5.  If your dog is showing some signs of dehydration, give him electrolyte mixed in water. While water helps in replenishing a lot of nutrients, electrolyte can do the job more quickly. 
 6. Dogs who have gone a long time without water have a problem holding it down. So let him lick ice, he hydrates himself with licking the ice.    
7.  If your dog refuses to drink for any extended period of time, consult your veterinarian immediately!  

Diagnosis Blood tests such as a complete blood count and biochemistry profile are important to try to find the underlying cause of the dehydration but may not reveal if dehydration is present.   
The most important tests are a packed cell volume and total blood protein test.
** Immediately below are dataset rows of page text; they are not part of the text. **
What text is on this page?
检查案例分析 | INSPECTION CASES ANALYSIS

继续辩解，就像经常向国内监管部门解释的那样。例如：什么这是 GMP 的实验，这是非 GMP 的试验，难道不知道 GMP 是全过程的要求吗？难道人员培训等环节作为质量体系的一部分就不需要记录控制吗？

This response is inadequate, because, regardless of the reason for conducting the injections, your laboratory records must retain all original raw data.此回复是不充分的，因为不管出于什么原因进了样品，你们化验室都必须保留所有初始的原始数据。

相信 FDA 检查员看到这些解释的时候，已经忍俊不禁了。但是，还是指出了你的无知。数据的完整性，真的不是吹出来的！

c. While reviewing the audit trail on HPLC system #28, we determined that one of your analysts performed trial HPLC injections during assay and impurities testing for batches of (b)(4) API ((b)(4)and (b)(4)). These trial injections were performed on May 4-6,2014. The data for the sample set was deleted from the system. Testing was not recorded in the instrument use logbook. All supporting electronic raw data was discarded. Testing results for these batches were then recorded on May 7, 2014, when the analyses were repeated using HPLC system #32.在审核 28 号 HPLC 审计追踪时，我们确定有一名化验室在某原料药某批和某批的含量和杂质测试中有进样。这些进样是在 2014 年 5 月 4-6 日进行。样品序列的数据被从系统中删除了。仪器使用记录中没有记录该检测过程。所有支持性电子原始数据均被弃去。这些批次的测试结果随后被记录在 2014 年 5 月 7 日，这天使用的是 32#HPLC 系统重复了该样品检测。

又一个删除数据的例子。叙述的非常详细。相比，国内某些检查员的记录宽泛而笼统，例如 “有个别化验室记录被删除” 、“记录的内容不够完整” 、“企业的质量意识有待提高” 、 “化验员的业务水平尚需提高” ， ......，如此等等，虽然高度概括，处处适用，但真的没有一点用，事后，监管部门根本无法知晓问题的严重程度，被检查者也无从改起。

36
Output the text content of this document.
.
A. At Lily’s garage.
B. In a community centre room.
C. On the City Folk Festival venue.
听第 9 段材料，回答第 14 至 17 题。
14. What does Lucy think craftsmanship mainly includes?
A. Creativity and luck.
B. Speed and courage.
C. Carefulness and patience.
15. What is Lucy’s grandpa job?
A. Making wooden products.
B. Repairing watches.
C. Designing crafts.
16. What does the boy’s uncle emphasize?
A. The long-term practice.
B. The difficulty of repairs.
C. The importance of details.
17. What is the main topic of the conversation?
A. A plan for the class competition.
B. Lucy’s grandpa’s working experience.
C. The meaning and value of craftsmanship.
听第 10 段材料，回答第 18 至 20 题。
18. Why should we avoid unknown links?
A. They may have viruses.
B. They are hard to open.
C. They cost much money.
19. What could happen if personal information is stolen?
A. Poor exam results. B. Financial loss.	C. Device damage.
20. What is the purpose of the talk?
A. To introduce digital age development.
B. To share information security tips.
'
These tests are done on a blood sample and can help reveal if dehydration is present.  If the packed cell volume and total protein are elevated, dehydration is present.  
Determining the concentration of the urine can also help determine if the pet is dehydrated and if the kidneys are affected.   
Treatment The treatment for dehydration is to supplement the body with fluids. It is often not possible for an ill pet to ingest sufficient water to correct dehydration. Fluids are typically administered as an injection. The most efficient method of  hydration is through intravenous fluids. This requires hospitalization as well as an intravenous catheter.   
Fluid replacement is done slowly to allow the body to compensate and slowly replenish tissues starved of fluid. 

Remember just as we need our water so do they! The difference is they can't get it themselves they rely on us to do so.